Al igual que las anteriores películas del director, Tully luce una puesta en escena sencilla pero eficaz, que demuestra el pragmatismo de Reitman a la hora de situar la cámara y componer los encuadres. El relato es lo importante, y su evolución dramática queda bien definida por el trabajo de los actores, en especial de una soberbia Charlize Theron. La actriz carga sobre sus hombros con el peso de la película y vuelve a demostrar sus dotes interpretativas mediante una recreación cercana y sobria, que llena de humanidad a su personaje. Además, está magníficamente respaldada por Mackenzie Davis y Ron Livingston entre otros, en un reparto ajustado y compacto que da credibilidad a los diálogos.

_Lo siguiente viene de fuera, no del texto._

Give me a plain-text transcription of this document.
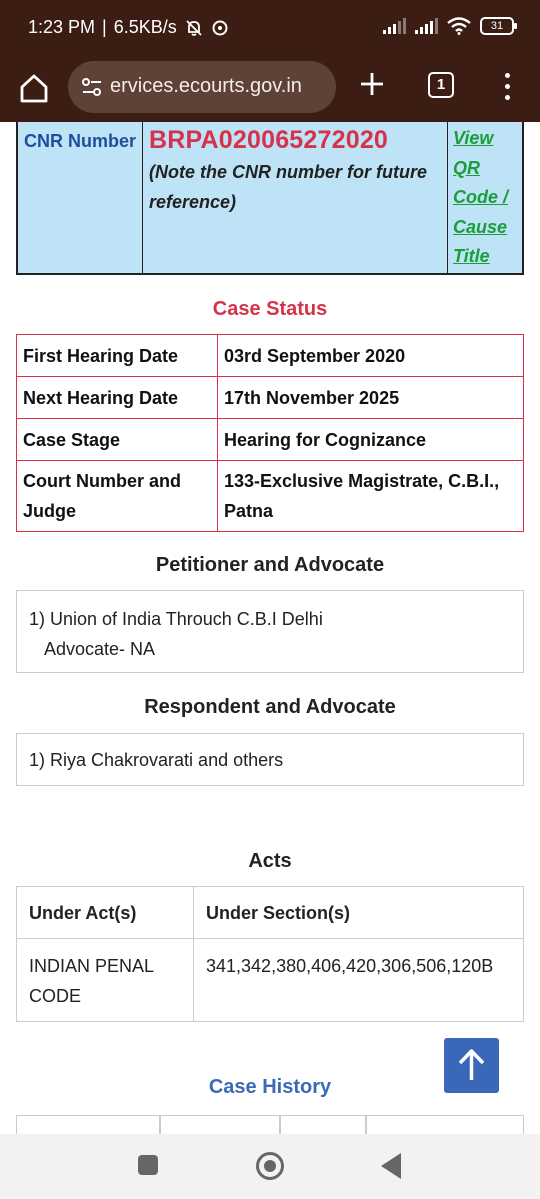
1:23 PM | 6.5KB/s	31
ervices.ecourts.gov.in	1
CNR Number BRPA020065272020
(Note the CNR number for future reference)
View QR Code / Cause Title
Case Status
First Hearing Date	03rd September 2020
Next Hearing Date	17th November 2025
Case Stage	Hearing for Cognizance
Court Number and Judge	133-Exclusive Magistrate, C.B.I., Patna
Petitioner and Advocate
1) Union of India Throuch C.B.I Delhi
Advocate- NA
Respondent and Advocate
1) Riya Chakrovarati and others
Acts
Under Act(s)	Under Section(s)
INDIAN PENAL CODE	341,342,380,406,420,306,506,120B
Case History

Como es habitual, Reitman cuida la selección musical que suena en la película manejando las sensaciones que reportan al público. Que son las de una alegre melancolía con espacios para la reflexión y el simbolismo, como queda representado en las imágenes recurrentes de sirenas que cruzan la mente de Marlo, no como un capricho visual o una licencia poética, sino para establecer una trama invisible que se desvelará solo al final.  Y es que el guión firmado por Cody mantiene la coherencia entre lo que se quiere contar y cómo contarlo, con una atención especial en los detalles y en las relaciones entre los personajes.
En resumen, Tully es una pequeña joya muy necesaria en estos tiempos de concienciación sobre la igualdad de género, que practica la alquimia de los talentos de sus tres creadores: Reitman, Cody y Theron.